The Home Instead Market Index, developed in 2015, aggregates 60 data points related to social, economic, cultural and other factors and will be the first filter to determine how well a country’s market would take to the senior care services. A few of the data points the market index considers include median household income, senior population, business climate, government policies and labor availability.
Home Instead’s current international partners have been considered on a case-by-case basis and the Market Index will be applied to all future expansion models, Boyer says, adding that countries that might score low in the index are not necessarily ruled out. Case in point: China, where Home Instead has been making an “aggressive play” to see if it can be successful.
Little of Right at Home says that demand and market acceptance of services offered are critical expansion considerations as are unit-level economics. “We want to make sure that the unit-level franchisees can build profitable, sustainable businesses. The specifics for this are what the market is willing to pay for services like ours, and the associated labor rate to provide these services.”
While Right at Home and Home Instead have pursued aggressive strategies, BrightStar Care, headquartered in Gurnee, Illinois, is taking a more cautious approach to international expansion. “We don’t want to just plant a flag, and then not support our master franchisee to get to the level of growth that really maximizes the potential of the brand and the country,” says Shelly Sun, CEO.
Brightstar’s strategy has been to watch their competitors be the first ones in a country and then watch and learn from their adaptations. “It is very expensive to educate a marketplace about paying for a service. It’s better to be second, to enter a market that is primed for your services and then it’s easier to differentiate your franchise from there on,” Sun says.
Brightstar, which also delivers medical care at home, has that extra parameter to factor in, says William Edwards, CEO of Edwards Global Services Inc., which helps franchises expand internationally. “Every time you have the medical piece, it gets complicated. On the other hand, you can add more services and charge more,” Edwards points out.
For Brightstar, expansion to Canada is underway. The UK and Australia are being considered as is the UAE and preliminary investigations of Asia are in the cards.
While senior-care franchises such as Right at Home and Home Instead have expanded internationally by seeking master franchisees who then build a network of franchisees in the country, Edwards says that multi-unit franchises, where one franchisee builds all the locations in a country, are increasingly being considered. This latter strategy, Edwards says, dictates that potential franchisees have more money but also allows franchisors more control.

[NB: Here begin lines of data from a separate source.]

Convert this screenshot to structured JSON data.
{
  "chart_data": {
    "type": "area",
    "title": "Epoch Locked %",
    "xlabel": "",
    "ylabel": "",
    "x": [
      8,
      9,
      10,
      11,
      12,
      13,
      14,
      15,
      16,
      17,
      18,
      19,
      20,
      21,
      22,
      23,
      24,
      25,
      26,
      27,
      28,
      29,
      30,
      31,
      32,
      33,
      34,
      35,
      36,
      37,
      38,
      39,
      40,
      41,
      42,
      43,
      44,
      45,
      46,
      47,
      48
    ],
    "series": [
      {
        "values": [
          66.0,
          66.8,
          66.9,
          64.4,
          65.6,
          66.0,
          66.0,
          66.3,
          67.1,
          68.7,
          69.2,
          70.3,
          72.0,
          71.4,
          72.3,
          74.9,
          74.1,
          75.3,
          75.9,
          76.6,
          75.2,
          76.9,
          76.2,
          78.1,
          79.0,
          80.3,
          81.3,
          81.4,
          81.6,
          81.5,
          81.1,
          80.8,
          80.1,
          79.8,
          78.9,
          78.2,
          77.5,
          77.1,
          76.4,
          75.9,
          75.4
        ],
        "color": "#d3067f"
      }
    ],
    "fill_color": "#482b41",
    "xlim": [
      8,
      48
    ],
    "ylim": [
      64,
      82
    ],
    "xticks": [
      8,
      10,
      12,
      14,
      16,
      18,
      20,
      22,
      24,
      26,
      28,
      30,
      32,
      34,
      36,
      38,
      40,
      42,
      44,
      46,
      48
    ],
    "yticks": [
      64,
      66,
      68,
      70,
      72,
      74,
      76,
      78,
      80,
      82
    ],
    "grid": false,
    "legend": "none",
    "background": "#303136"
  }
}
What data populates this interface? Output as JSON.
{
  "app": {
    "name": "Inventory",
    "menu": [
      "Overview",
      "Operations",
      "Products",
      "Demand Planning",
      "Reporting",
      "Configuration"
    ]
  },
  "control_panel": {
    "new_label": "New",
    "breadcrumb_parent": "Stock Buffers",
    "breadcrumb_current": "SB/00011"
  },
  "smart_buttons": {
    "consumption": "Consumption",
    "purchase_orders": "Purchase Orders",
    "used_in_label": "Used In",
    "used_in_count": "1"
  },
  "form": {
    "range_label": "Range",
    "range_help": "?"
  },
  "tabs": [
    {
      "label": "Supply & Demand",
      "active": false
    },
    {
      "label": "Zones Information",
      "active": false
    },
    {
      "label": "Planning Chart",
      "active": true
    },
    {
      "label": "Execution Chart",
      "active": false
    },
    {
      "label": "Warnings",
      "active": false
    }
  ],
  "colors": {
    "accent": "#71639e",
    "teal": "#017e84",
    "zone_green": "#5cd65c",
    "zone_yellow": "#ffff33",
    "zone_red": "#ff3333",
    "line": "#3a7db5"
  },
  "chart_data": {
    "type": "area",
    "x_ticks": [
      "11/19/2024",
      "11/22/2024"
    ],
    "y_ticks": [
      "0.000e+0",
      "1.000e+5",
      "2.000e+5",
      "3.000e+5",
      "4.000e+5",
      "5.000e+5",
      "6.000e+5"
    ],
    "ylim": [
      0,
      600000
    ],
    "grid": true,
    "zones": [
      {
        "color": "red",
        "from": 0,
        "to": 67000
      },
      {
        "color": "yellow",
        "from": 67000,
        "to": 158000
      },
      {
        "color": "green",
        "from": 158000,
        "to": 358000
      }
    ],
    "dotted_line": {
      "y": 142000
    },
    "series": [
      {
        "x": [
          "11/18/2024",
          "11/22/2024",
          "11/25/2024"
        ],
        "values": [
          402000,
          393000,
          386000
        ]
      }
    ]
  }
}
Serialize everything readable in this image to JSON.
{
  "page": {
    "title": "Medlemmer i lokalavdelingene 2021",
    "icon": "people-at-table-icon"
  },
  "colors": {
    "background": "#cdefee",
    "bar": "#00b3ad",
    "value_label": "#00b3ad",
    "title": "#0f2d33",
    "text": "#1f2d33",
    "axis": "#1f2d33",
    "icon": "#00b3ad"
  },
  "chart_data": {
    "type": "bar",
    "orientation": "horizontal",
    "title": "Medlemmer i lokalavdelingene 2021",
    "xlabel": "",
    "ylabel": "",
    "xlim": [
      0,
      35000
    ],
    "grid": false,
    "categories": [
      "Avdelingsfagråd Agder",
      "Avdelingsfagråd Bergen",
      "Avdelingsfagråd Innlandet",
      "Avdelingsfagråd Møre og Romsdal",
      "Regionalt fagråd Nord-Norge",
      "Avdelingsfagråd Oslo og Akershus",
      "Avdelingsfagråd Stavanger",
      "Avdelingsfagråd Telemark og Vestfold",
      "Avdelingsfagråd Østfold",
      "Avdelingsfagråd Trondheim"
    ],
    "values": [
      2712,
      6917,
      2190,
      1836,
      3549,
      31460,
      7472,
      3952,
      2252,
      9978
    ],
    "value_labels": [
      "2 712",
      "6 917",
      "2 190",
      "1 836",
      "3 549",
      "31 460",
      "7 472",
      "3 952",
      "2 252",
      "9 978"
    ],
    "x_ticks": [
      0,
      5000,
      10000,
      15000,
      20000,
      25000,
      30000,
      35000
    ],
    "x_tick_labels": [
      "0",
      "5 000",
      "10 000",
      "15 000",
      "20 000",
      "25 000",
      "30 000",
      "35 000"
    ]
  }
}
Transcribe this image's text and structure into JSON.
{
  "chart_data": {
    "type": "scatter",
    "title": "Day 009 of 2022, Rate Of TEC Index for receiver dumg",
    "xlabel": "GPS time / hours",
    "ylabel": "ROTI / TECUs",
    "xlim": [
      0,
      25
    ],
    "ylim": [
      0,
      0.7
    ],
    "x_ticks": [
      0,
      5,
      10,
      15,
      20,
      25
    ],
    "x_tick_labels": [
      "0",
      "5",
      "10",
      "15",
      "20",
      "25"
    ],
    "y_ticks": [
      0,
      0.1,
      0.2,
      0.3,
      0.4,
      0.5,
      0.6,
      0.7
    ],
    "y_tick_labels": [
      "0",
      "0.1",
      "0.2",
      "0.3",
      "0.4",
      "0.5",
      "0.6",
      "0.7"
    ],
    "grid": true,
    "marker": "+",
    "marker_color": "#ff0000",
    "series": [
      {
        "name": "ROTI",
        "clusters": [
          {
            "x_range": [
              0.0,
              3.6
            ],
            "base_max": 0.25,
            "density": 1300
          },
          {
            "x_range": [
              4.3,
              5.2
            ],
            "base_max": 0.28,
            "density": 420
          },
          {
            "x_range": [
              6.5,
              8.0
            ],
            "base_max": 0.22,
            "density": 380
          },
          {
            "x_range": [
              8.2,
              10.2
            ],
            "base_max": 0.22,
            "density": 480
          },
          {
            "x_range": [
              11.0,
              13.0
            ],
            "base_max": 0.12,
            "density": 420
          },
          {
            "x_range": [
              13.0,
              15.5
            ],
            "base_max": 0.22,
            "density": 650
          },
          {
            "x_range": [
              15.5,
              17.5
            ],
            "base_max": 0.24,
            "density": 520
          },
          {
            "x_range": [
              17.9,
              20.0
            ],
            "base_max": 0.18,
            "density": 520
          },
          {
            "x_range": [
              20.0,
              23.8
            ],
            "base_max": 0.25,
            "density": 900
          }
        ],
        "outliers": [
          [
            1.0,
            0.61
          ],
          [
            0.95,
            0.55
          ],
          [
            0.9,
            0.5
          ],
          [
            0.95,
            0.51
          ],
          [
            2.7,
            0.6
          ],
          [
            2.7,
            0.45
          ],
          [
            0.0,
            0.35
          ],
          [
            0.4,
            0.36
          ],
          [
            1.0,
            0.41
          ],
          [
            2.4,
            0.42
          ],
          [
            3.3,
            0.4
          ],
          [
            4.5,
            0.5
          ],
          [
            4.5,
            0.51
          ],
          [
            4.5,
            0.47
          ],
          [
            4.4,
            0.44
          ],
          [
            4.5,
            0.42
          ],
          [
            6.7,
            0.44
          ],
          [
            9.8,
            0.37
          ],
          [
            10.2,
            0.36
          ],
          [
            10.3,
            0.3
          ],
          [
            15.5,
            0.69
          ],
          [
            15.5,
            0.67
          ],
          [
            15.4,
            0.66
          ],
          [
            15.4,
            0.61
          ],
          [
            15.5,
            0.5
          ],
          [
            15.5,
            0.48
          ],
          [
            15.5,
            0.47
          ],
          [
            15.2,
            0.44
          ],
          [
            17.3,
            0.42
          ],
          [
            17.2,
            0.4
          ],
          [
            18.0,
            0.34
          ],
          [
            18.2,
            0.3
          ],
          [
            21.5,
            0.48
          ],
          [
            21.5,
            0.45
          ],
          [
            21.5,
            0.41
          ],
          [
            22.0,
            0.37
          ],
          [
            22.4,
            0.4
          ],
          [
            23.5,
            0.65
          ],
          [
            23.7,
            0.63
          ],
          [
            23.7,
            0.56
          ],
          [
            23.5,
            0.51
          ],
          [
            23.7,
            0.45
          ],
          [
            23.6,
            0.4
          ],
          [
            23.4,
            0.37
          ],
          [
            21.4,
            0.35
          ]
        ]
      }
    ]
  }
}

On the other hand, Interim Healthcare, headquartered in Sunrise, Florida, has increased its global footprint by strategic acquisitions. “Our desire was to find high-quality care brands that grew through franchising with strong entrepreneurs,” says Linda Shaub, senior vice president of marketing.
The first acquisition in the fall of 2013 was Bluebird Care, a well-known care brand in the UK and the Republic of Ireland. In September 2014, Just Better Care, a care franchise company operating in Australia with twenty-five locations also joined the family of care franchise brands.